Too Soon for Iraq Dramas?S

Why isn't George Packer's terrific little play Betrayed — about the three pro-American Iraqis who don't quite get what they need from America – not doing better? (It opened in February at the Culture Project in Soho, extended its run for a bit, but is slated to close on June 16.) Maybe because he's too good at his day job: Betrayed is based on one of Packer's lengthy Iraq dispatches for the New Yorker, and his natural audience might have simply said goodbye to all that after the original piece appeared in March 2007. But is it still "too soon" to render Iraq as anything other than journalism? Yep. For starters, the war has to be over first.

Every film about it has failed commercially, even when the critics have been justified in their kindness (Stop-Loss, Grace is Gone, In the Valley of Elah). Big, world-historical events tend to need some airing out before they're ripe ingredients for art. Even a few years after the no-bullshit end of major combat will do.

• World War I. All Quiet on the Western Front wouldn't have become a classic of its genre (particularly as it's told from the German perspective) had it appeared anywhere near the Armistice. Remarque's novel was published twelve years after the event when everyone was sufficiently terrified of another global nightmare to need a grim reminder of the last one. (If war poems from this period were able to resonate as the bombs were still falling then this was because they only dealt in long, hard slogs-they never became them. It'll take you about a minute to read a masterpiece like Wilfred Owen's "Dulce et Decorum Est," whereas the average Packer article is a good Brooklyn-into-Queens trip on the R local.)

• World War II. Norman Mailer made his name three years after the Allied victory with The Naked and the Dead, and he showed up to parties in a t-shirt and baseball cap (edgy!) But what are the odds that Joseph Heller would have found a publisher for Catch-22, a book about lazy and scared U.S. fighter pilots, before 1960? (Iraq's only version of dark satire so far is War, Inc., which is Grosse Point Blank remade for the Huffington Post. A manic Joan Cusack and dancing amputees, and we're still trying to figure out whether or not it did well.)

• Vietnam. The crowning cinematic achievement was Apocalypse Now, which debuted in 1979, a solid four years after the war ended (or six years, if you're Henry Kissinger).

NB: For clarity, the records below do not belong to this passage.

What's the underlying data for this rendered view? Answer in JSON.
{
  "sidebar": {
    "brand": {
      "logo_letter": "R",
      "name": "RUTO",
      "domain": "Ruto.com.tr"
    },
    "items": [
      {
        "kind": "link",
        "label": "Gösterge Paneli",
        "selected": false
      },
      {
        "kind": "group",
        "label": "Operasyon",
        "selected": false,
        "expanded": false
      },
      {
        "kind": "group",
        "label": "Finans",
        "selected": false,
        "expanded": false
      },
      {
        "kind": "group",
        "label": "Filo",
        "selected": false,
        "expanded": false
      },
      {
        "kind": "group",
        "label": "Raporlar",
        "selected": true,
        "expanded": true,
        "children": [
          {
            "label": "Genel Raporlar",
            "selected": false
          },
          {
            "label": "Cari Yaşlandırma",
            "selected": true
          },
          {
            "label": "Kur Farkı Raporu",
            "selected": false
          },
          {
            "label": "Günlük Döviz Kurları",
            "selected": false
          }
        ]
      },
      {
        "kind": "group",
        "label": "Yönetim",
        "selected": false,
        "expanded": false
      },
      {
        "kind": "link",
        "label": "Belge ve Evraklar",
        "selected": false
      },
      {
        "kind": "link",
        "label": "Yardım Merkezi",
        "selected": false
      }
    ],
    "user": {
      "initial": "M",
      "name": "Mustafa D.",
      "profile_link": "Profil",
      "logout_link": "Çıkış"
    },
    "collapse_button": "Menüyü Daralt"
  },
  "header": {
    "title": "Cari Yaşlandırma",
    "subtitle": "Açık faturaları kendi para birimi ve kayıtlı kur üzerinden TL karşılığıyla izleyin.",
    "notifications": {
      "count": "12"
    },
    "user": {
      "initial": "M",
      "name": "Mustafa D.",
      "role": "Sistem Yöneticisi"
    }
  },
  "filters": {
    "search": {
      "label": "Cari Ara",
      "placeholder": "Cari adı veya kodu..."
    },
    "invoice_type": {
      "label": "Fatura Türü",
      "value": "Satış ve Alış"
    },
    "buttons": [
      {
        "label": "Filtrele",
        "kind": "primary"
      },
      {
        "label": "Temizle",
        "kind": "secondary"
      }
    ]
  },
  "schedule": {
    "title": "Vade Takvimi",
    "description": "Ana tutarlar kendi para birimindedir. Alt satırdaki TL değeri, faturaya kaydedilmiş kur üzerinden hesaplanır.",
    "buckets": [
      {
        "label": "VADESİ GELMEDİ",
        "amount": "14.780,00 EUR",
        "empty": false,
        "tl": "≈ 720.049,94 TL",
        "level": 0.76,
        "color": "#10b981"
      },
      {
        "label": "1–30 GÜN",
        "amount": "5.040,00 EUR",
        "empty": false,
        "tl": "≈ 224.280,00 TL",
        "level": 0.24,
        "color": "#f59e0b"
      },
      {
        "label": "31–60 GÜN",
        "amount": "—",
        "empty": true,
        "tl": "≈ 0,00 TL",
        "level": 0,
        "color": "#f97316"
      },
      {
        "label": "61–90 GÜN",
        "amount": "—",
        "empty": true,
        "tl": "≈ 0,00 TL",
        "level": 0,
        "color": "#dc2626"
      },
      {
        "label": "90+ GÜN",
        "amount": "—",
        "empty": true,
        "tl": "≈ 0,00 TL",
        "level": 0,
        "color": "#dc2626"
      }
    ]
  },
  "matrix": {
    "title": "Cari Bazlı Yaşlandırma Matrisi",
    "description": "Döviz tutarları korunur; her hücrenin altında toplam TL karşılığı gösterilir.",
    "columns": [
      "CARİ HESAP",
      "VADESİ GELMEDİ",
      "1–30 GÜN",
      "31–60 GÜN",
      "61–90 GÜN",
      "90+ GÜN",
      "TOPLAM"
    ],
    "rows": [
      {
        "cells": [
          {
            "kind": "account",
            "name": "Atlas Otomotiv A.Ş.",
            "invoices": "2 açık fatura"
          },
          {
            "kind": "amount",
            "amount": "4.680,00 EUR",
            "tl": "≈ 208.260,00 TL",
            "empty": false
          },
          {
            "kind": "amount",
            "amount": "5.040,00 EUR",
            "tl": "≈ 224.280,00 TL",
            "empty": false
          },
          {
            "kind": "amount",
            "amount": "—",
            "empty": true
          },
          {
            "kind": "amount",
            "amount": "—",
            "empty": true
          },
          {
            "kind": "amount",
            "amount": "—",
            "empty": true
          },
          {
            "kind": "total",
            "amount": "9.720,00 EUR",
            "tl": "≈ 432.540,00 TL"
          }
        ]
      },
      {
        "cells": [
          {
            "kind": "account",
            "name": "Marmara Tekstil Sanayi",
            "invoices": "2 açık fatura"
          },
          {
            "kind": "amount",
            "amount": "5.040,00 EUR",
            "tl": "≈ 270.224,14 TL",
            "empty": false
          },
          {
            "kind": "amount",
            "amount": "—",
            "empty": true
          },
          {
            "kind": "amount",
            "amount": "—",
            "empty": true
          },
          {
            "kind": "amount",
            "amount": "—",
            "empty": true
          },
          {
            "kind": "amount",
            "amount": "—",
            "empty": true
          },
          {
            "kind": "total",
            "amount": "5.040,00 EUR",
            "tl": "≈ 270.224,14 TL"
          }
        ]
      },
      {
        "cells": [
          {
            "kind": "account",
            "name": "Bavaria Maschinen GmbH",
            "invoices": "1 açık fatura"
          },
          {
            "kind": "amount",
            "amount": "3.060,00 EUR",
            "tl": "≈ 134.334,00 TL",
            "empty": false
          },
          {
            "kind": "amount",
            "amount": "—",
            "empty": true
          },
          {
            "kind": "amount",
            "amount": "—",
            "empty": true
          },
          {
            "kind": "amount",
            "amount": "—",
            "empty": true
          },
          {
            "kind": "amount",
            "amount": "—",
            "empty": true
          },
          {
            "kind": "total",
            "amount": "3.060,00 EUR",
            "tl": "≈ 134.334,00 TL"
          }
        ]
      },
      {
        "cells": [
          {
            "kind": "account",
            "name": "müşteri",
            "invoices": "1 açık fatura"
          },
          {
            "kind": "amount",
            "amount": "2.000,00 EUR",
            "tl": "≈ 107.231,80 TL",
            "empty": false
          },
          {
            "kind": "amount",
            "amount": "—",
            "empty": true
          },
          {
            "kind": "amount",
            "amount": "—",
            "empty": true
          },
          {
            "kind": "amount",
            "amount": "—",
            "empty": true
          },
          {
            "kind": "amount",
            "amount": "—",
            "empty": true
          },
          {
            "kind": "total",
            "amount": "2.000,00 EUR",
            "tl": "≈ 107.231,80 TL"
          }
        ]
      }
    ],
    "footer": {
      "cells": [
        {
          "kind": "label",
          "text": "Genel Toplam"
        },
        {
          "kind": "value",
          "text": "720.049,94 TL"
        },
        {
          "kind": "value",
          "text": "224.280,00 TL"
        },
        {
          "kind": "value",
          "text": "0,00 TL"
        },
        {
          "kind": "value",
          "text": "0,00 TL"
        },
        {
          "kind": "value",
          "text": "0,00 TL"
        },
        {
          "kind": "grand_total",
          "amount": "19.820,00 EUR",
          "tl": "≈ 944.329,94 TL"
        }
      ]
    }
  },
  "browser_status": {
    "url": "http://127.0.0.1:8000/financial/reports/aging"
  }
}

Also, it was an updated version of Belgian atrocities in the Congo, so bonus points for redoubling a healthy time lag. (This doesn't even begin to account for Brando and a coked-out Dennis Hopper, or the fact that Rambo was right around the corner from winning the damn thing for us, anyway.)

• Cold War. We had Dr. Strangelove and John Le Carré to peddle moral equivalence and chronicle all the funny-creepy Armageddon scares. But its finale, which at least had a definable moment on television, only produced a freshet of memorable English-language novels (Tolstaya, Shteyngart, Grushin) way after the fact, once all the sad but witty young literary men and women hopped it to the nicer side of the Iron Curtain.

• 9/11. The trickiest tragic event of them all. Who besides Ian McEwan has done anything categorically successful with that? Even Don DeLillo couldn't quite work his magic with Falling Man, and he was the author who nailed the JFK assassination-thirty years later.

Still, can't blame a guy for trying. Packer says he's now batting around "a little novelistic idea" about Mesopotamia and its discontents. So is a host of other reporters with the same beat who feel too straitjacketed by their regular medium. We wish them well, and their editors all the time in the world.

Bonus thought: Betrayed wasn't even nominated for a Tony, but two other politically charged plays that were trafficked in the past: the Prague Spring (Tom Stoppard's Rock n' Roll) and a British spy-ring from World War I (The 39 Steps).